Covering up packs and pulling on rain jackets in a fluster of even brighter colour than what we already had on, we keep up the chatter and pace with a fair way to go to our next overnight stop.

Eras and I had walked this section of the route before and are happy to share the view with some of our best friends. Hiking amongst friends is a totally different experience. There is always someone faster than you, slower than you, chattier than you, quieter than you and it feels great to be ensconced in a group with patience for you. 

Day 2 – Sunset over Stable Caves valley.

Day 2 – Sunset over Stable Caves valley.

We reach Stable Caves just before running out of our collective patience. It had been a long afternoon’s hike in really fowl weather. Cold. Windy. Wet. The worst that the Berg has to offer in August. Setting up camp on much more even ground we are lucky to have the weather clear in time to provide a beautiful sunset view of the valley below.

Day 2 – Sunset over Stable Caves valley.

Day 2 – Inner Horn, Outer Horn, The Bell and Cathedral Peak.

Day 2 – Inner Horn, Outer Horn, The Bell and Cathedral Peak.

Day 2 – Last light.

Having spent the last 48 hours together and all day talking, we craved a book, a pack of cards, an anything. In our conscientious bid to travel as light as possible, we have neglected to pack any form of distraction whatsoever. The sun sets early in winter and with the cold cave floor for a bed, an early night is less than appealing. It seems that the additional 88grams of a pack of cards would have been so worth its weight. I would trade the 78 grams of that fourth pair of socks I really don’t need. I would trade the 52 grams of Corenza C in addition to the 38 grams of the comb I have not even used once. A single pack of cards, minus the jokers - the 88 grams I shouldn’t have left at home.

Day 3 – Sunrise.

Day 3 – Cape Vulture cliff.

Day 3 – Cape Vulture cliff – a long way down.

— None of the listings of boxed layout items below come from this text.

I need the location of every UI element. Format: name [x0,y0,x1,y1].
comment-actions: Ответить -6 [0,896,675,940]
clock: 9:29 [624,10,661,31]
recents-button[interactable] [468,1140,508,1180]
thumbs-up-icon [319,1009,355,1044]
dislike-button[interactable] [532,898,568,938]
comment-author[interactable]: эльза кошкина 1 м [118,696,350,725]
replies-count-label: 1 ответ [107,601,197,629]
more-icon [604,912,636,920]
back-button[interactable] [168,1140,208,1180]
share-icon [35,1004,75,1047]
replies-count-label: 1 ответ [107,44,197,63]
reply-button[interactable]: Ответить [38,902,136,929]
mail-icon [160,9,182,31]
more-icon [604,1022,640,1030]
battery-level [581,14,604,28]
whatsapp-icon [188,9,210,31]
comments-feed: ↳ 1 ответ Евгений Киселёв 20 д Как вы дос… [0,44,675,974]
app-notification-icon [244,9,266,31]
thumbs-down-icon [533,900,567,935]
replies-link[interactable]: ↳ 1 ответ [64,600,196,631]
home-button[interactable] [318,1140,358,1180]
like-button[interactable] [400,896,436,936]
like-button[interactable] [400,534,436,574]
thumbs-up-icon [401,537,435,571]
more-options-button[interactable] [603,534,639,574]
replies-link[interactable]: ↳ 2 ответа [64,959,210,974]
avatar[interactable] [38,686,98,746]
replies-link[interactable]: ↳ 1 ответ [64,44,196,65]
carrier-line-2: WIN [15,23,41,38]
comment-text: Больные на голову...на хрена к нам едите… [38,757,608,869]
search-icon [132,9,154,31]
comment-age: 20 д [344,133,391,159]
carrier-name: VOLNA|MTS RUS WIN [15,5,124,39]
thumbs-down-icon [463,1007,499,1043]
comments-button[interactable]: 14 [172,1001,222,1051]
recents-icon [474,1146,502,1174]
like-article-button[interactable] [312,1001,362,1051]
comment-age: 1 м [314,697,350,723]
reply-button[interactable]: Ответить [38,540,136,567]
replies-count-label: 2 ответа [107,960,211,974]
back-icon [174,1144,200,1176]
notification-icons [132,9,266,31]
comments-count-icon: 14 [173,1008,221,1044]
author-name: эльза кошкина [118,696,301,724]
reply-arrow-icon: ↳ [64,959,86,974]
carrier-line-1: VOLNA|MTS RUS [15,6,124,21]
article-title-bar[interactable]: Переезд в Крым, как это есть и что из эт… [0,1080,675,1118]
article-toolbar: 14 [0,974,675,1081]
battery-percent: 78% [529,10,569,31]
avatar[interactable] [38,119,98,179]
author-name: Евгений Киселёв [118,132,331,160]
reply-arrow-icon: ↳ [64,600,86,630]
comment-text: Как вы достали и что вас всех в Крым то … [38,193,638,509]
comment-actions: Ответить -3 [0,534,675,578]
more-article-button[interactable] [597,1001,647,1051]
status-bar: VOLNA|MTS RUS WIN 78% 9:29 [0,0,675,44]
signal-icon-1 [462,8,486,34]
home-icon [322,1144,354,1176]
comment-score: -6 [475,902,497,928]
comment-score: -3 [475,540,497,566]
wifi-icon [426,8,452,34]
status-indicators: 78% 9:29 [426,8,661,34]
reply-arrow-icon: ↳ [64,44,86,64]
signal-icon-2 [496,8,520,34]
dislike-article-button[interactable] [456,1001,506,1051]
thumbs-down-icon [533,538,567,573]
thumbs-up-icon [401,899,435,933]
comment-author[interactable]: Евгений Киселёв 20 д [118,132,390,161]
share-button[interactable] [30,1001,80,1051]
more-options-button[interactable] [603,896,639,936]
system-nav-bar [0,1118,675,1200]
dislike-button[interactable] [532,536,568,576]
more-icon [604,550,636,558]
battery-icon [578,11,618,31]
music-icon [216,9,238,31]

Day 3 – Vaalrobbokkop and Culfargie.

Day 3 – Cape Vultures of Calfargie.

Rising early from our marginally more comfortable level stone beds, a few of us walk to the cliffs that the Cape Vultures nest on to see them set off for the day. As we reach the top of the cliffs of Culfargie, the Cape Vultures take to flight, soaring out over the valley below. Unfortunately, we have to pack up and take the long way down.

A full day’s hike along the escarpment and down the valley delivers us back to Monk’s Cowl, where we can thankfully sign all eight of us back in. Eight friends all talked and walked out. Eight weary travellers soon to be reveling in hot showers, mediocre steak dinners and soft beds.

Day 3 – Bellpark Dam.

Day 3 – Light snow fell overnight on the escarpment.

 Day 3 – A very dry Mankulumani Waterfall.

Day 3 – A very dry Mankulumani Waterfall.

Trail Head Location (WGS84)

S29º 02’ 56.1” E29º 24’ 21.5”
Monk’s Cowl Forest Station

Other Trails At Destination

Network of trails starting and ending at the Monk’s Cowl Forest Station.

Various day and multi-day hikes to explore.

Route Info

Total Distance : 39,5,4km
Distance Day 1 : 12,7km
Distance Day 2  : 15,1km
Distance Day 3  : 11,7km
Trail Type : Circular
Trail Markings : Not good. A good map is a must.
Starting Altitude : 1480
Summit Altitude : 2100
Lowest Altitude : 1385
Difficulty Rating : 7 / 10
Dustbins : N
Water points : Ample during summer – Check with Monks Cowl Forest Station prior to departure during dryer months.
Toilets : N
Picnic: N

How To Book

Monk’s Cowl Forest Station

+27 36 468 1103

bookings@kznwildlife.com

Permits need to be obtained prior to overnight hikes and the mountain registry need to be signed.

The route taken on Day 3 through Makhulumaan Forest is not one of the Parks Boards' contour routes and can be dangerous when wet. The recommended route is down Jacob's Ladder and around the base of Steilberg.